Pendant que la presse et autres observateurs se déchaînent d’un bout à l’autre du pays contre les mesures de support économique annoncés hier par le ministre fédéral des Finances Jim Flaherty, pendant que des milliers d’investisseurs se demandent maintenant quoi faire avec leurs actions de BCE (j’y reviendrai dans le bulletin de la semaine prochaine), et pendant que des centaines de grandes entreprises comme la Banque Nationale ici et Rio Tinto Alcan ailleurs, continuent d’alléger leurs listes d’employés, plus personne apparemment ne jette un coup d’œil sur les marché boursiers. Et pourtant, mine de rien, les cinq dernières séances sur les parquets nord-américains, ont permis de regagner quelque 10 % du terrain perdu au cours des derniers mois.

Alors si votre portefeuille a plongé de 20, 30 ou 40 % entre la mi-septembre et la mi-novembre, prenez votre mal en patience. La reprise boursière semble bien vouloir tenir la route, cette fois-ci.

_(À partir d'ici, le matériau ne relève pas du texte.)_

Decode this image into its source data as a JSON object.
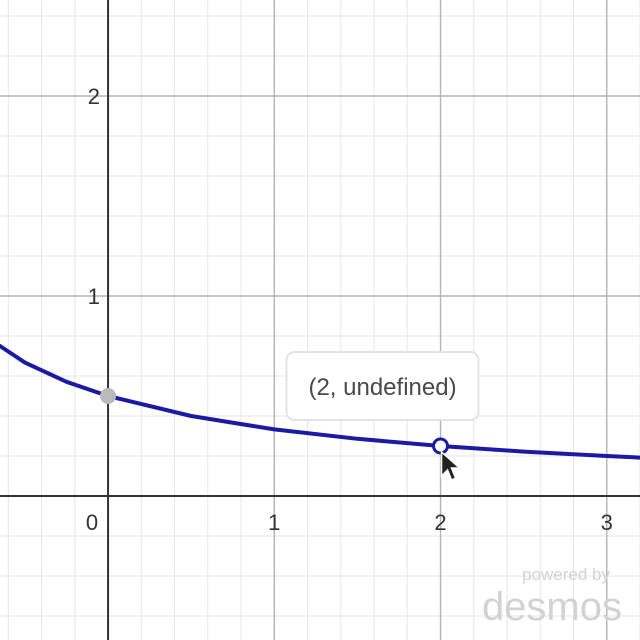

On parle habituellement de reprise économique ou boursière, durant la période de rattrapage qui doit nous ramener vers les derniers sommets visités. Si l’escalade se poursuit par la suite, on parlera alors de croissance.

L’amorce de reprise constatée depuis quelques jours, ne signifie pas qu’il n’y aura plus de reculs. En période de reprise ou de croissance, on voit toujours des journées de repli, surtout quand les marchés ont monté un peu trop vite au cours des jours précédents. Mais on constate que la reprise ou la croissance se poursuit, quand on voit que les hausses l’emportent de plus en plus sur les baisses.

Mais là aussi il faut savoir compter. Trois journées de reprise de 50 points chacune, suivies d’une journée de décrochage de 200 ou 300 points, n’annoncent rien de bon, surtout si ce scénario se répète semaine après semaine, comme on a pu l’observer au cours des trois derniers mois. Mais une journée ou deux de baisse de 50 ou 100 points, suivies de quelques jours de poussée de 100 ou 200 points, confirment qu’on s’en va dans la bonne direction.

Que nous réservent les prochaines semaines? Je n’en sais strictement rien. Comme vous le savez probablement, j’évite soigneusement de faire des prévisions, sauf devant des certitudes. Il va neiger cet hiver, c’est certain. Plus ou moins que l’hiver dernier? Je n’en sais rien; on verra bien d’ici mars. En attendant, on va s’adapter à la conduite d’hiver, préparer l’auto en conséquence, et chausser des pneus d’hiver. Et n’oubliez pas les essuie-glace, indispensables à une bonne vision de la route.

Et surveillez bien le rallye d’automne en Bourse. Il semble bien amorcé.